Das, was man heutzutage die „Moderne“ nennt, die Aufklärung also, ist zwar an sich selbst überall gescheitert und dementiert fortwährend ihr Versprechen – den Triumph ihrer barbarischen Potentiale aber feiert sie derzeit nicht dort, wo die fortgeschrittensten Produktivkräfte erfunden und weiterentwickelt werden, sondern dort, wo sie in Anschlag gebracht werden, um das befreiende Potential, das sie enthalten, offensiv zu negieren: an jenen Orten, wo der demokratische Mehrheitspöbel sich kollektiv wohl fühlt oder seine Vordenker ganz individuell aber laut nachdenken. Und das ist längst nicht mehr in den Twin Towers, sondern wahlweise Freitagnachmittags auf dem Vorplatz der örtlichen Moschee oder an scheinbar so abgeschiedenen Refugien wie dem Todtnauberg, wo der größte deutsche Denker durch transzendentales Schweigen dem nationalen Todestrieb in Philosophie goß, oder in Wasserburg am Bodensee, wo der größte lebende Dichter der Nation durch sinnendes Verharren in der Provinz unter Beweis stellt, daß Deutschland das Recht auf Glück im Faschismus verficht.
Es ist zum Verzweifeln: schon immer haben Linke dort zum Differenzieren aufgerufen, wo es angebracht wäre, zu verallgemeinern und werden dort grundsätzlich, wo es – wie derzeit – gälte, zu unterscheiden.

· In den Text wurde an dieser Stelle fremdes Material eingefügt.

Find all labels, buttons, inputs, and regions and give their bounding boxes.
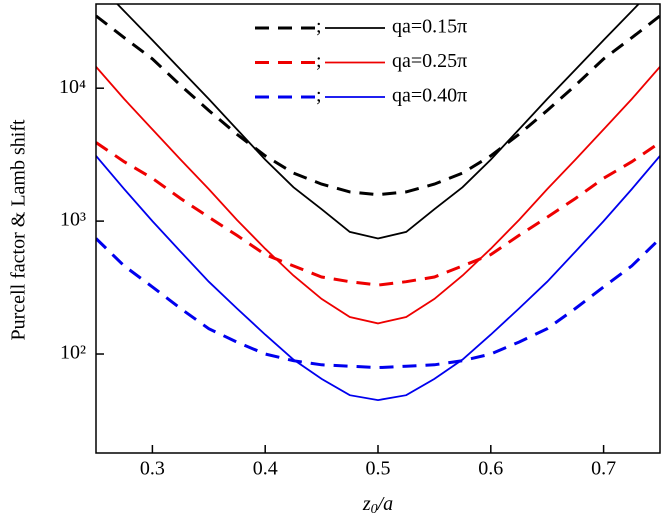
- legend-label: qa=0.15π: [392, 16, 467, 38]
- y-tick-label: 10⁴: [59, 76, 86, 98]
- legend-label: ;: [316, 16, 322, 38]
- frame: [95, 3, 661, 454]
- x-tick-label: 0.7: [591, 458, 616, 480]
- x-tick-label: 0.5: [366, 458, 391, 480]
- x-label-main: z: [362, 493, 371, 515]
- legend-label: qa=0.40π: [392, 85, 467, 107]
- x-tick-label: 0.6: [478, 458, 503, 480]
- x-label-sub: 0: [371, 502, 378, 517]
- line-series: [96, 14, 660, 197]
- y-tick-label: 10³: [60, 209, 86, 231]
- legend-label: ;: [316, 50, 322, 72]
- x-tick-label: 0.3: [140, 458, 165, 480]
- legend-label: ;: [316, 85, 322, 107]
- plot-area: [96, 4, 660, 402]
- y-axis-label: Purcell factor & Lamb shift: [8, 119, 30, 340]
- legend-label: qa=0.25π: [392, 50, 467, 72]
- line-series: [96, 237, 660, 370]
- line-series: [96, 141, 660, 287]
- x-tick-label: 0.4: [253, 458, 278, 480]
- line-series: [116, 4, 640, 240]
- line-series: [96, 155, 660, 402]
- line-series: [96, 66, 660, 325]
- y-tick-label: 10²: [60, 342, 86, 364]
- x-label-rest: /a: [377, 493, 394, 515]
- x-axis-label: z0/a: [362, 493, 393, 518]
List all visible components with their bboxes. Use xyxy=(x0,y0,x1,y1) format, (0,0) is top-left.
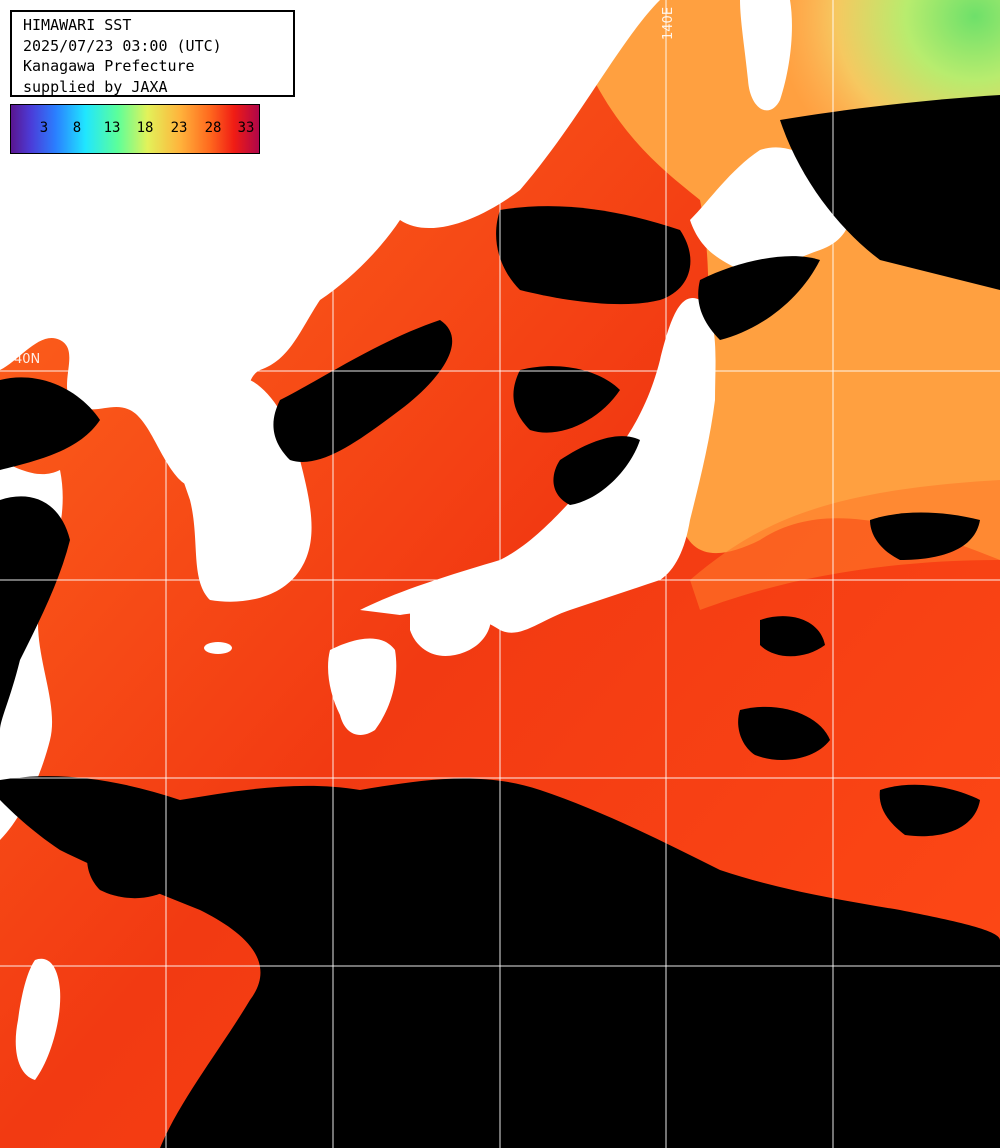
data-credit: supplied by JAXA xyxy=(23,77,168,96)
colorbar-tick-18: 18 xyxy=(136,120,154,136)
sakhalin xyxy=(740,0,792,111)
dokdo-island xyxy=(204,642,232,654)
colorbar-tick-23: 23 xyxy=(170,120,188,136)
kuroshio-band xyxy=(690,480,1000,610)
kyushu xyxy=(328,638,397,735)
lon-label-140e: 140E xyxy=(661,6,676,40)
map-info-box: HIMAWARI SST 2025/07/23 03:00 (UTC) Kana… xyxy=(10,10,295,97)
taiwan xyxy=(15,958,61,1080)
product-title: HIMAWARI SST xyxy=(23,16,132,34)
region-name: Kanagawa Prefecture xyxy=(23,57,195,75)
colorbar-tick-28: 28 xyxy=(204,120,222,136)
lat-label-40n: 40N xyxy=(14,352,41,367)
colorbar-tick-13: 13 xyxy=(103,120,121,136)
colorbar-tick-3: 3 xyxy=(39,120,49,136)
colorbar-tick-33: 33 xyxy=(237,120,255,136)
lat-label-30n: 30N xyxy=(14,759,41,774)
honshu xyxy=(360,298,716,633)
colorbar-tick-8: 8 xyxy=(72,120,82,136)
observation-time: 2025/07/23 03:00 (UTC) xyxy=(23,36,222,55)
temperature-colorbar xyxy=(10,104,260,154)
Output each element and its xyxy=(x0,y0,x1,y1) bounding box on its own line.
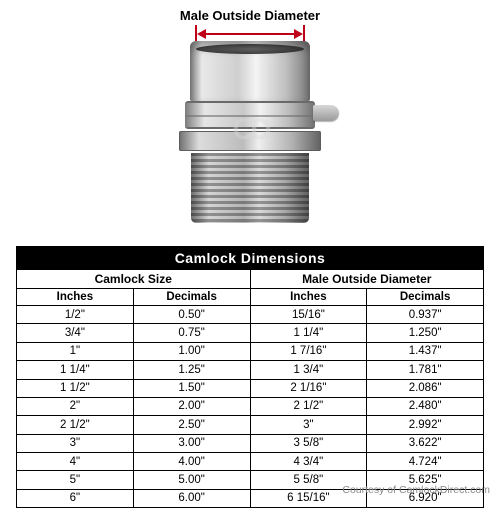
table-cell: 1/2" xyxy=(17,306,134,324)
table-cell: 2.480" xyxy=(367,397,484,415)
table-row: 2 1/2"2.50"3"2.992" xyxy=(17,416,484,434)
table-cell: 6.00" xyxy=(133,489,250,507)
table-cell: 3/4" xyxy=(17,324,134,342)
table-cell: 2 1/2" xyxy=(250,397,367,415)
table-cell: 1.437" xyxy=(367,342,484,360)
camlock-fitting-illustration: CD xyxy=(175,35,325,225)
group-header-od: Male Outside Diameter xyxy=(250,270,484,289)
table-cell: 2.50" xyxy=(133,416,250,434)
table-row: 4"4.00"4 3/4"4.724" xyxy=(17,453,484,471)
dimension-label: Male Outside Diameter xyxy=(180,8,320,23)
table-cell: 1 1/2" xyxy=(17,379,134,397)
table-cell: 1 7/16" xyxy=(250,342,367,360)
table-cell: 3" xyxy=(17,434,134,452)
table-cell: 2.992" xyxy=(367,416,484,434)
table-cell: 1 1/4" xyxy=(250,324,367,342)
table-cell: 2" xyxy=(17,397,134,415)
table-cell: 5.00" xyxy=(133,471,250,489)
table-title: Camlock Dimensions xyxy=(17,247,484,270)
dimensions-table-container: Camlock Dimensions Camlock Size Male Out… xyxy=(16,246,484,508)
table-cell: 2 1/16" xyxy=(250,379,367,397)
table-cell: 1.25" xyxy=(133,361,250,379)
table-cell: 1.250" xyxy=(367,324,484,342)
table-cell: 2.00" xyxy=(133,397,250,415)
table-cell: 1.00" xyxy=(133,342,250,360)
table-row: 2"2.00"2 1/2"2.480" xyxy=(17,397,484,415)
sub-header: Inches xyxy=(17,289,134,306)
table-cell: 15/16" xyxy=(250,306,367,324)
table-cell: 5" xyxy=(17,471,134,489)
table-cell: 1 1/4" xyxy=(17,361,134,379)
table-cell: 3 5/8" xyxy=(250,434,367,452)
table-cell: 3.622" xyxy=(367,434,484,452)
table-cell: 1.50" xyxy=(133,379,250,397)
table-cell: 4.724" xyxy=(367,453,484,471)
table-cell: 6" xyxy=(17,489,134,507)
credit-line: Courtesy of CamlockDirect.com xyxy=(342,484,490,496)
sub-header: Inches xyxy=(250,289,367,306)
figure-area: Male Outside Diameter CD xyxy=(0,0,500,240)
table-row: 3/4"0.75"1 1/4"1.250" xyxy=(17,324,484,342)
table-cell: 4.00" xyxy=(133,453,250,471)
table-cell: 3" xyxy=(250,416,367,434)
table-cell: 3.00" xyxy=(133,434,250,452)
table-cell: 2.086" xyxy=(367,379,484,397)
sub-header: Decimals xyxy=(367,289,484,306)
table-row: 1"1.00"1 7/16"1.437" xyxy=(17,342,484,360)
table-cell: 4" xyxy=(17,453,134,471)
table-cell: 0.937" xyxy=(367,306,484,324)
table-cell: 0.75" xyxy=(133,324,250,342)
table-row: 1 1/2"1.50"2 1/16"2.086" xyxy=(17,379,484,397)
table-cell: 1" xyxy=(17,342,134,360)
table-row: 3"3.00"3 5/8"3.622" xyxy=(17,434,484,452)
table-cell: 0.50" xyxy=(133,306,250,324)
dimensions-table: Camlock Dimensions Camlock Size Male Out… xyxy=(16,246,484,508)
group-header-size: Camlock Size xyxy=(17,270,251,289)
table-cell: 1 3/4" xyxy=(250,361,367,379)
table-cell: 2 1/2" xyxy=(17,416,134,434)
table-row: 1 1/4"1.25"1 3/4"1.781" xyxy=(17,361,484,379)
sub-header: Decimals xyxy=(133,289,250,306)
table-cell: 1.781" xyxy=(367,361,484,379)
table-row: 1/2"0.50"15/16"0.937" xyxy=(17,306,484,324)
table-cell: 4 3/4" xyxy=(250,453,367,471)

Der „Realanalytiker“ Kurz verlegt sich ganz auf letzteres: für ihn ist die „Modernisierungsgeschichte“ definitiv am „Ende“, denn in der Götterdämmerung des Werts, ist sowieso alles mit allem identisch: „Fortschritt und Regression, Aufklärung und Gegenaufklärung“ – On-line-broker und Amokattentäter, Sharon und Djihad, Arbeitsunfall und Terroranschlag, wie man die Liste wohl ergänzen dürfte. Alles Emanationen des „automatischen Subjekts“, die es mit interesselosem Mißbehagen zu betrachten gelte: „Kritische Vernunft weiß schon längst, daß die Erniedrigten und Beleidigten nicht die besseren Menschen sind und daß das ‚automatische Subjekt‘ der Moderne nicht mit seinen persönlichen Repräsentanten verwechselt werden darf.“
Die Art und Weise, wie Kurz und Co. sich des Marxschen Begriffs vom Kapital als „automatischem Subjekt“ bedienen, war seit jeher eine stupide, instrumentelle Kategorienklempnerei, deren Hemdsärmligkeit und mit ihr einhergehende Verweigerung erkenntniskritischer Reflexion zum Himmel stinkt und die sich nun auch politisch als offen reaktionär zu erkennen gibt. Was bei Marx ein begriffliches Paradox ist, um die Unverständlichkeit, die konstitutive Nicht-Intelligibilität des Kapitals wenigstens zu kennzeichnen – wie kann etwas unmittelbar zugleich ein lebloser Automat und lebendige Subjektivität sein? – wird bei Kurz eine Spielmarke, mit der ganz pragmatisch und rationalistisch zu verfahren ist, als hätte man begriffen, was das sein soll, „automatische Subjektivität“, als säße man im Kopf des Kapitals selbst. Das „automatische Subjekt“ wird so zur lebensphilosophischen Chiffre für allwaltende Entfremdung, für die passive Unterwerfung alles Lebendigen und Subjektiven unter einen abstrakten Automaten.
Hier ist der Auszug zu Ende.